In case anyone has forgotten why the current protests in Hong Kong were ignited by the proposed extradition legislation, Beijing has provided a timely reminder.
The arrest and detention of British Consulate employee Simon Cheng, which most likely occurred in the Mainland controlled customs area of the West Kowloon hi-speed train station, follows a grimily familiar pattern.
Cheng’s family have no idea where he is, legal representation has been denied, details of his alleged offense have not been specified but the rabid state-controlled Global Times, which previously criticized Cheng for posting pro-protest messages on social media, has now accused him of soliciting prostitutes, an allegation firmly dismissed by his family but in the black box which is the Chinese legal system, it is impossible to prove or disprove allegations of this kind.
Also, as has become routine in the wake of arrests on the Mainland with wider political and human rights implications, China’s foreign ministry has issued a firm warning about foreign meddling, specifically instructing Cheng’s employers, the British government, to desist from having any involvement.
Here, in flashing lights, is another demonstration of the workings of the allegedly reformed and more open Chinese judicial system. The extent to which Beijing shows no regard to basic legal rights is underlined by the fact that Cheng, who is not a diplomat, but nevertheless employed at the British Consulate in Hong Kong, was bound to attract international attention.
The additional distinct possibility that Cheng was arrested at the West Kowloon station, has confirmed the worst fears over the co-location arrangement at the hi-speed railway station.

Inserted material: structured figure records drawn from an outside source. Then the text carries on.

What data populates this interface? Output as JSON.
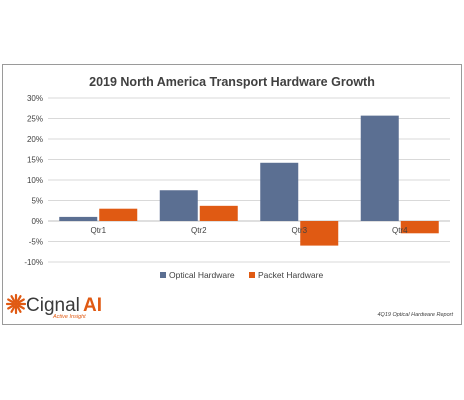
{
  "chart_data": {
    "type": "bar",
    "title": "2019 North America  Transport Hardware Growth",
    "categories": [
      "Qtr1",
      "Qtr2",
      "Qtr3",
      "Qtr4"
    ],
    "series": [
      {
        "name": "Optical Hardware",
        "values": [
          1,
          7.5,
          14.2,
          25.7
        ],
        "color": "#5b6f92"
      },
      {
        "name": "Packet Hardware",
        "values": [
          3,
          3.7,
          -6,
          -3
        ],
        "color": "#e05a13"
      }
    ],
    "ylim": [
      -10,
      30
    ],
    "yticks": [
      -10,
      -5,
      0,
      5,
      10,
      15,
      20,
      25,
      30
    ],
    "ytick_labels": [
      "-10%",
      "-5%",
      "0%",
      "5%",
      "10%",
      "15%",
      "20%",
      "25%",
      "30%"
    ],
    "grid": true,
    "legend": "bottom-center"
  },
  "branding": {
    "logo_name": "Cignal",
    "logo_suffix": "AI",
    "tagline": "Active Insight",
    "logo_icon": "sunburst-icon",
    "footnote": "4Q19 Optical Hardware Report"
  }
}
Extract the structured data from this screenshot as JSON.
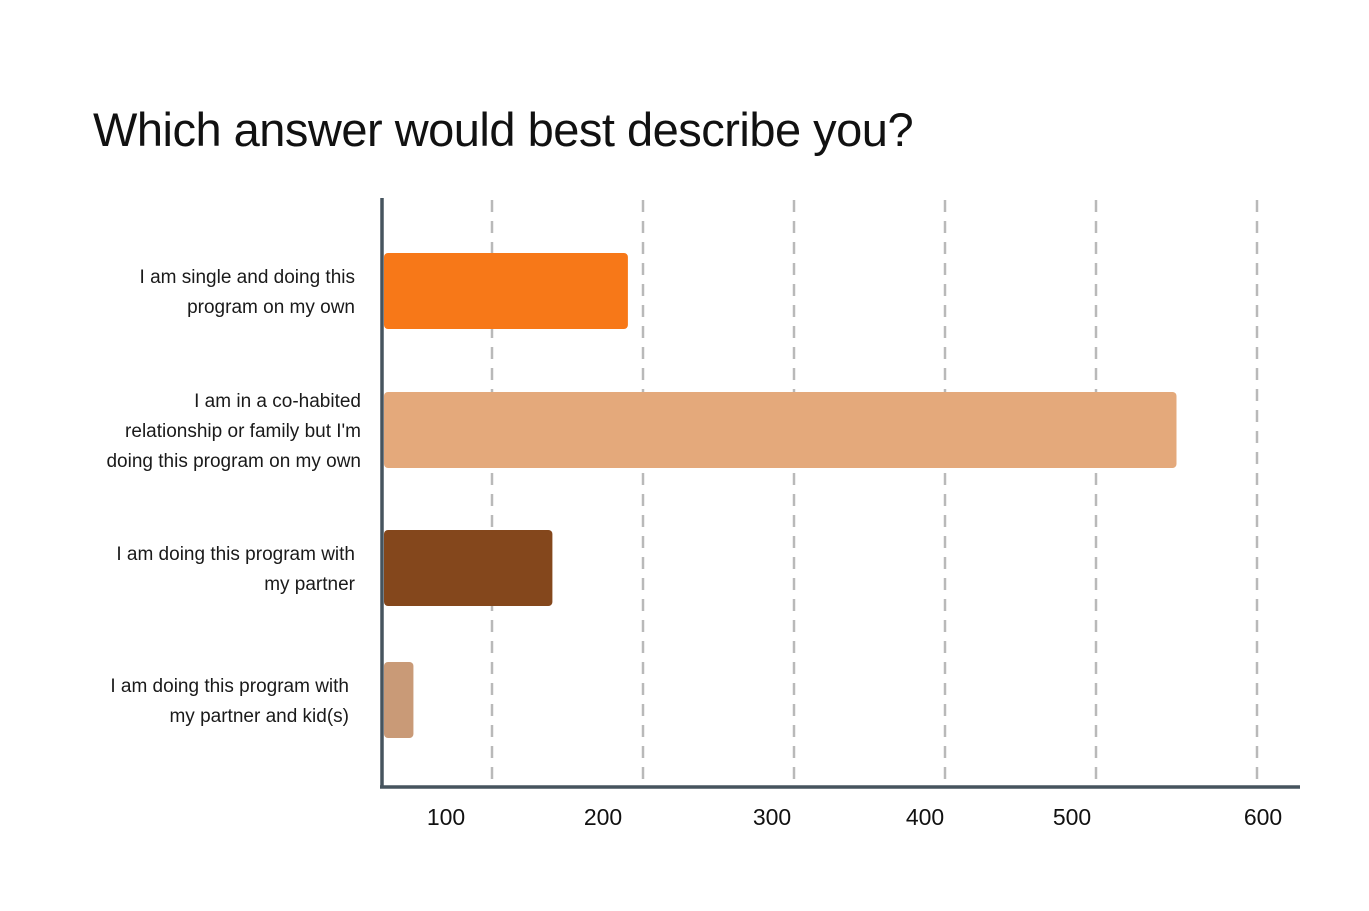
{
  "chart_data": {
    "type": "bar",
    "orientation": "horizontal",
    "title": "Which answer would best describe you?",
    "xlabel": "",
    "ylabel": "",
    "xlim": [
      30,
      610
    ],
    "x_ticks": [
      100,
      200,
      300,
      400,
      500,
      600
    ],
    "grid": {
      "x": true,
      "style": "dashed"
    },
    "categories": [
      [
        "I am single and doing this",
        "program on my own"
      ],
      [
        "I am in a co-habited",
        "relationship or family but I'm",
        "doing this program on my own"
      ],
      [
        "I am doing this program with",
        "my partner"
      ],
      [
        "I am doing this program with",
        "my partner and kid(s)"
      ]
    ],
    "values": [
      190,
      550,
      140,
      50
    ],
    "colors": [
      "#f77818",
      "#e4a97b",
      "#84471c",
      "#c99a77"
    ]
  }
}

It provides validation for the many people who warned that this kind of arrangement was fraught with dangerous possibilities.
That all this is happening right in the middle of the biggest protests ever seen in Hong Kong also demonstrates that the Chinese authorities have not the slightest intention of defusing the situation.
And, of course, there is more because Beijing has now moved its attention to what many people regard as being the core of the relationship between Hong Kong and the rest of the country, notably the SAR’s supposed role in facilitating international business.
The notion of party before profit which was supposed to only apply to PRC companies but is now being enforced in Hong Kong with Cathay Pacific, heavily dependent on Chinese regulation and business, being forced to sack its most senior officials, with other political dismissals underway, a clamp down on staff freedom of speech and groveling apologies being the order of the day.
What is being called the white terror is rapidly spreading as Beijing’s untamed mouthpieces start lining up other targets for punishment over their failure to have played a satisfactory role in criticizing the protest movement.
HSBC and Standard Chartered have been coerced into issuing fulsome condemnations of the protests, following criticism in the Communist media, the MTR has gone so far as to announce it will no longer provide train services to transport the massive numbers of people taking part in protests and now the Big Four accountancy firms are being lined up for Cultural Revolution-style denunciation.
David Webb, Hong Kong’s leading corporate watchdog, says it is “perhaps only a matter of time before China expects Hong Kong-based conglomerates to have to consult Communist Party committees before making decisions.”
This may have sounded like wild talk some years ago but as Melvin Swire, the boss of Cathay’s main shareholder Swire Pacific, found when he scuttled up to Beijing in a bid to relieve the pressure on his company, apologizing was not enough, culling the management team was not enough, a more thorough purge was required and promises of better behavior would be carefully monitored.
Swire, Standard Chartered and HSBC are British controlled, so it feeds further into the paranoia of a one party state which was once believed to have been prepared to allow business to operate freely.
That assumption can no longer be made as businesses are not just expected to keep out of any kind of politics disliked in Beijing but are now required to get involved in the Communist Party’s politics.
Hong Kong tycoons have therefore been lining up to denounce the protests. Some of them, looking distinctly uncomfortable, were even required to participate in a rally organized on China’s instigation last Saturday.
It is hence safe to say that any fond notion of business being able to be politically neutral is dead and buried.
None of this comes as a surprise to those who argued that the only way of ensuring the success of the One Country, Two Systems concept was to bolster the distinctiveness of the two systems and allow the development of political and social progress to make Hong Kong’s promised autonomy a reality.
Li Ka-shing and other members of the ‘wise’ tycoon class have consistently advised Hong Kong people to keep their heads to demand as little as possible and then they would be left alone. How’s that sage advice looking now?